For any topos $\mathcal{F}$ we have $$Mod_T (\mathcal{F}) = Mod_{\mathcal{CLF}}(\mathcal{F}) \times Mod_{\mathcal{A}b} (\mathcal{F})$$
since a model of $T$ is just a pair of models ($Mod_T(\mathcal{F})$ is the category of T-models in $\mathcal{F}$). Since $L$ is the Barr covering for $\mathcal{CLF}$, $Mod_{\mathcal{CLF}}(\mathrm{Sh}(L))$ is a non-empty category. Thus to prove that $Mod_T(\mathcal{F})$ is non-small, we only need to prove it for $Mod_{\mathcal{A}b}(\mathcal{F})$. The category $Mod_{\mathcal{A}b}(\mathrm{Set})$ is clearly non-small. I claim that the category of constant $\mathcal{A}b$-valued sheaves on $\mathrm{Sh}(L)$ is a non-small subcategory of $Mod_{\mathcal{A}b}(\mathcal{F})$.
The terminal morphism $p\colon L \to pt$ gives an adjoint pair of functors $p_* \colon \mathrm{Sh}(L) \leftrightharpoons \mathrm{Set} \colon p^*$, $p^* \vdash p_*$. Sheaves on locale $L$ correspond to etale spaces over $L$, and the pullback functor $p^*$ is simply the pullback of corresponding etale spaces, i.e. it maps $S\in \mathrm{Set}$ to $\left( L\otimes S \to L \right) \in Et(L)$, the morphism to $L$ being the obvious "collapsing fibers" projection $L\otimes S \to L \otimes pt = L$. Here $L \otimes S$ stands for a coproduct of $S$ copies of $L$ in category of locales. Now the statement that $p^*: \mathcal{A}b(\mathrm{Set}) \to \mathcal{A}b(\mathrm{Sh}(L))$ is injective looks like something that should be obviously true (for $A\in \mathcal{A}b(\mathrm{Set})$ the sheaf of abelian groups $p^*(A)$ should have global sections roughly like $A^{\pi_0(L)}$), but at the moment I can only formalize the proof in the following roundabout way.

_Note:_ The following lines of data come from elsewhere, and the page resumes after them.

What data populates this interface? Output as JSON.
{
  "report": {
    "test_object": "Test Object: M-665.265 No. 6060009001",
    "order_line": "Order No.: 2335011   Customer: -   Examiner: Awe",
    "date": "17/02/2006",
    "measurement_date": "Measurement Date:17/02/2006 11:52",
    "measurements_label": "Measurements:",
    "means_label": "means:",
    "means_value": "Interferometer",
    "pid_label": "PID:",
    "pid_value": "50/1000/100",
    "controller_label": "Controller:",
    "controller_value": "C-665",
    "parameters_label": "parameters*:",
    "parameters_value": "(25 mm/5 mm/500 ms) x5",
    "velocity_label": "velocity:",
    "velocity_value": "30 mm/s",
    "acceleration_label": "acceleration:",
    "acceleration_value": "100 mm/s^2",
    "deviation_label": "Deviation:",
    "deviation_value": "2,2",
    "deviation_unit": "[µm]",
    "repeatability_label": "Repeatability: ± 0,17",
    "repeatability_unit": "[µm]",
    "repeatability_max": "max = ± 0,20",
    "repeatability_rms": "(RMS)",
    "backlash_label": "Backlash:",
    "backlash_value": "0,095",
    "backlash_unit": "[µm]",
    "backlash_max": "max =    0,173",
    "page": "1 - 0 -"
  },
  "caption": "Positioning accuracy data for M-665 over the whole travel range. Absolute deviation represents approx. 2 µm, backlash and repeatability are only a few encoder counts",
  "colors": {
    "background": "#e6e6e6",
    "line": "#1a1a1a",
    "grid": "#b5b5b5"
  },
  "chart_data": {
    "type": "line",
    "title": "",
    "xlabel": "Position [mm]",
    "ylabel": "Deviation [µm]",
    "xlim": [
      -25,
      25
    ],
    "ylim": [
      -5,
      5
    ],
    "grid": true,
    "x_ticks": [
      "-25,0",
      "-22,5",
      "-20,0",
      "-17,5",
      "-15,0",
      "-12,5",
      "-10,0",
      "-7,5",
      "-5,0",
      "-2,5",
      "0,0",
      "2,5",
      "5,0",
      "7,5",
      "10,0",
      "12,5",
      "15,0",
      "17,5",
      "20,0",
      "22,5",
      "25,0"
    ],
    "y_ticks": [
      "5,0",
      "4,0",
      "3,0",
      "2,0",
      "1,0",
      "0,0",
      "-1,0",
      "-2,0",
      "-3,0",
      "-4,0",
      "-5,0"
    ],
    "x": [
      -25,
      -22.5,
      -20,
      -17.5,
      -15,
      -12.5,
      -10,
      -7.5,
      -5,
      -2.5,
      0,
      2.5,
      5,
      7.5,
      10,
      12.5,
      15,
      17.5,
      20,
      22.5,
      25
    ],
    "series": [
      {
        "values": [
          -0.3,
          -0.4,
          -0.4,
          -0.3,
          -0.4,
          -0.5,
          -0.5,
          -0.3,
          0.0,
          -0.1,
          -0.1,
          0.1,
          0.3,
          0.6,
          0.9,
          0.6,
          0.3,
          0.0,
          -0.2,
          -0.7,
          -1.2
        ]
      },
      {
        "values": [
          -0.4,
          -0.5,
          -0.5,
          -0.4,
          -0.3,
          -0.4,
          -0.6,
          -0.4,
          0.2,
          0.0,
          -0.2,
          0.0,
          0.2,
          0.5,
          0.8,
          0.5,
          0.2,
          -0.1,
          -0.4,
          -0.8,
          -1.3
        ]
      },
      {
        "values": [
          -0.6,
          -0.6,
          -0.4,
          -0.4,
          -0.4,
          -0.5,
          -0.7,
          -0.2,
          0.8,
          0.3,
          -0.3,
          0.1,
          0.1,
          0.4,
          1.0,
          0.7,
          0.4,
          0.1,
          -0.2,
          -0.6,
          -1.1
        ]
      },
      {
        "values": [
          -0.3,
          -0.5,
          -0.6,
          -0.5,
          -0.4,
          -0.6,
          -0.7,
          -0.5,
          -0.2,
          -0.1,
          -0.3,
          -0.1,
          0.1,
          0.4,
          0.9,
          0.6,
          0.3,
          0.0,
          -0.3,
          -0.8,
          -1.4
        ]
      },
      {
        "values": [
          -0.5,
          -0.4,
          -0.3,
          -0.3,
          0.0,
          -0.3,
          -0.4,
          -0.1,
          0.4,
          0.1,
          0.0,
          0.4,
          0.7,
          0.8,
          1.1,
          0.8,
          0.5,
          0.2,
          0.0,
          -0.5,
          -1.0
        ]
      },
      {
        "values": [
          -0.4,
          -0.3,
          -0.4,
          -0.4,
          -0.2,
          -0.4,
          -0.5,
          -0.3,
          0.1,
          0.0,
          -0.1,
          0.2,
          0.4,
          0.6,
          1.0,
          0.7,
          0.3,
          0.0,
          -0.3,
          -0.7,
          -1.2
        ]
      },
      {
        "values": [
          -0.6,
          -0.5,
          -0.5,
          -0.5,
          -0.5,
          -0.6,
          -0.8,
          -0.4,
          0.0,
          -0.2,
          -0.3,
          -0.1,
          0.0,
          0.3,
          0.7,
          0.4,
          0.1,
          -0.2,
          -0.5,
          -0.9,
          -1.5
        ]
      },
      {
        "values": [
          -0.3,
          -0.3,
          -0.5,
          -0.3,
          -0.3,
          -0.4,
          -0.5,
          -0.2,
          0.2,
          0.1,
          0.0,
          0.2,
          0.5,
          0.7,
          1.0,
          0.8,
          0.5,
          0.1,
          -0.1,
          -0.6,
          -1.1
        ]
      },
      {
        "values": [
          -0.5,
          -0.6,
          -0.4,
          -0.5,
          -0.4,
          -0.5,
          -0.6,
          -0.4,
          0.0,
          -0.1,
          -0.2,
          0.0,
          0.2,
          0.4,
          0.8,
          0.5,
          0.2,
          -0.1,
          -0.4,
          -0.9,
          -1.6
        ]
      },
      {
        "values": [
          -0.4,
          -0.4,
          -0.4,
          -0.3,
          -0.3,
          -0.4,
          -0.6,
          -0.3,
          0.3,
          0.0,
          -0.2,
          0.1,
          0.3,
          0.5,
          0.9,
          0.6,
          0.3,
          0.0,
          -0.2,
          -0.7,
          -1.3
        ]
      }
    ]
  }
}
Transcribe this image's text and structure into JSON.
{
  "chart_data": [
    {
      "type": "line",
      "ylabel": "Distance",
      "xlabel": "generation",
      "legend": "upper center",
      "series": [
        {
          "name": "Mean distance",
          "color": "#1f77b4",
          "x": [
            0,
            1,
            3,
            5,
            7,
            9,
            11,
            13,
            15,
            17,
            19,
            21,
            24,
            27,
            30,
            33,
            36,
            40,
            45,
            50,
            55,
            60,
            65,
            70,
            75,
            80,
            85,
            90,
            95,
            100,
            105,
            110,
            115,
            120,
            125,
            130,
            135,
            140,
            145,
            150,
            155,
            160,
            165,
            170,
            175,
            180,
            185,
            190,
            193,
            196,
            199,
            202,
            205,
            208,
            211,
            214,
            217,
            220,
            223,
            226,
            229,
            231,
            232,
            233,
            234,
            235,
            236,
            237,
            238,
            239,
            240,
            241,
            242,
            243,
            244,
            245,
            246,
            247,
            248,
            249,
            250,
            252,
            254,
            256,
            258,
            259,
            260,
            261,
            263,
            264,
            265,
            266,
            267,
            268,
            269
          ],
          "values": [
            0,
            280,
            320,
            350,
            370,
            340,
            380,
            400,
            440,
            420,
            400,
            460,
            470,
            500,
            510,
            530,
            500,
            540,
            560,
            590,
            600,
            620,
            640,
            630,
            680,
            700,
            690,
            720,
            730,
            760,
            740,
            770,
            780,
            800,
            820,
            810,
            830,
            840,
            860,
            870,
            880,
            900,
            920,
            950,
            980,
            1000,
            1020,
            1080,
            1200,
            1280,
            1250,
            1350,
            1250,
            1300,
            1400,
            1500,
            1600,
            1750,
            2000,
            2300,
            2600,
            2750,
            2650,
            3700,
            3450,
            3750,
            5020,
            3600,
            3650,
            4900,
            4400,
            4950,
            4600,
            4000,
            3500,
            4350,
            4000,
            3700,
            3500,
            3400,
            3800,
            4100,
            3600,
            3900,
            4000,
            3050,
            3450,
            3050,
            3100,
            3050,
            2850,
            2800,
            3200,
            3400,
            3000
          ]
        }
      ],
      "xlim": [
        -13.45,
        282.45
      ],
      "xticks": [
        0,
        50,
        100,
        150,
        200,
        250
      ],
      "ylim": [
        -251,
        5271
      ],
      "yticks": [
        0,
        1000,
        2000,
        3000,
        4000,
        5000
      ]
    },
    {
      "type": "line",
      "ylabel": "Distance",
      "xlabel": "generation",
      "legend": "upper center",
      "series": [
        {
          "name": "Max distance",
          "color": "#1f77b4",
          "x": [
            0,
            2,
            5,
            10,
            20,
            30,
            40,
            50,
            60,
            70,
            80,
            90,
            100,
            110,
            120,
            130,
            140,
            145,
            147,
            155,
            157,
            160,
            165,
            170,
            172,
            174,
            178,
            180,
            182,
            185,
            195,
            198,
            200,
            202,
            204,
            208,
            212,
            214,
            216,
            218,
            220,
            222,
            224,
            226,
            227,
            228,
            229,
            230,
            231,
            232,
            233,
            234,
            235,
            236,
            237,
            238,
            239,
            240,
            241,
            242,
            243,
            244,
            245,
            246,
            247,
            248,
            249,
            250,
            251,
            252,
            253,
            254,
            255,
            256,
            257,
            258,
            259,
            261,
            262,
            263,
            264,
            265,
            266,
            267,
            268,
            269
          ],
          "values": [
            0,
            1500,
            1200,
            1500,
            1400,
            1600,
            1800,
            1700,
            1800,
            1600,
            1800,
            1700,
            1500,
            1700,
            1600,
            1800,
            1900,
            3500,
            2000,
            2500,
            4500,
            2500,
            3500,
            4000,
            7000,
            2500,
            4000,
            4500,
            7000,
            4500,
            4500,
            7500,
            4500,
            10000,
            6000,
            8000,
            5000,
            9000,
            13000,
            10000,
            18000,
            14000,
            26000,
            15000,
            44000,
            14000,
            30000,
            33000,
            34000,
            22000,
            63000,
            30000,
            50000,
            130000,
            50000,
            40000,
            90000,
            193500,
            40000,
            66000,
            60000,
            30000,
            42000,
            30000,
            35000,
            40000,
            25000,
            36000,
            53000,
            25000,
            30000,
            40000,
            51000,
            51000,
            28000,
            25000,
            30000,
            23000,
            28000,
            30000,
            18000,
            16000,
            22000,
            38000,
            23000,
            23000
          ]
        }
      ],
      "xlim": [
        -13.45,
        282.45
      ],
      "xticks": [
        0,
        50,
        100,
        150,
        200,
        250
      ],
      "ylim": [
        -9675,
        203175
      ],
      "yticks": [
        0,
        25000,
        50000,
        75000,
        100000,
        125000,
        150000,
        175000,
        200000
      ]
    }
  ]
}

An isomorphism $p^*(A) \simeq p^*(B)$, $A,B \in \mathcal{A}b(\mathrm{Set})$ would give an isomorphism of etale spaces $L\otimes A \simeq L\otimes B$. Since $\mathcal{L}oc = \mathcal{F}rm^{op}$, this would give an isomorphism $\mathcal{O}(L)^A \simeq \mathcal{O}(L)^B$, $\mathcal{O}\colon \mathcal{L}oc^{op} \simeq \mathcal{F}rm$. The product in $\mathcal{F}rm$ is induced from the product in $\mathrm{Set}$, like in any algebraic theory. Thus if $|A| > |\mathcal{O}(L)|$ and $|B| > |\mathcal{O}(L)|$, then $\mathcal{O}(L)^A$ and $\mathcal{O}(L)^B$ are non-isomorphic even as sets, moreso as frames. Here $|A|$ stands for cardinality. Since we have a non-small set of groups with cardinality greater than $|\mathcal{O}(L)|$ (e.g. all big enough free groups), the statement is proved.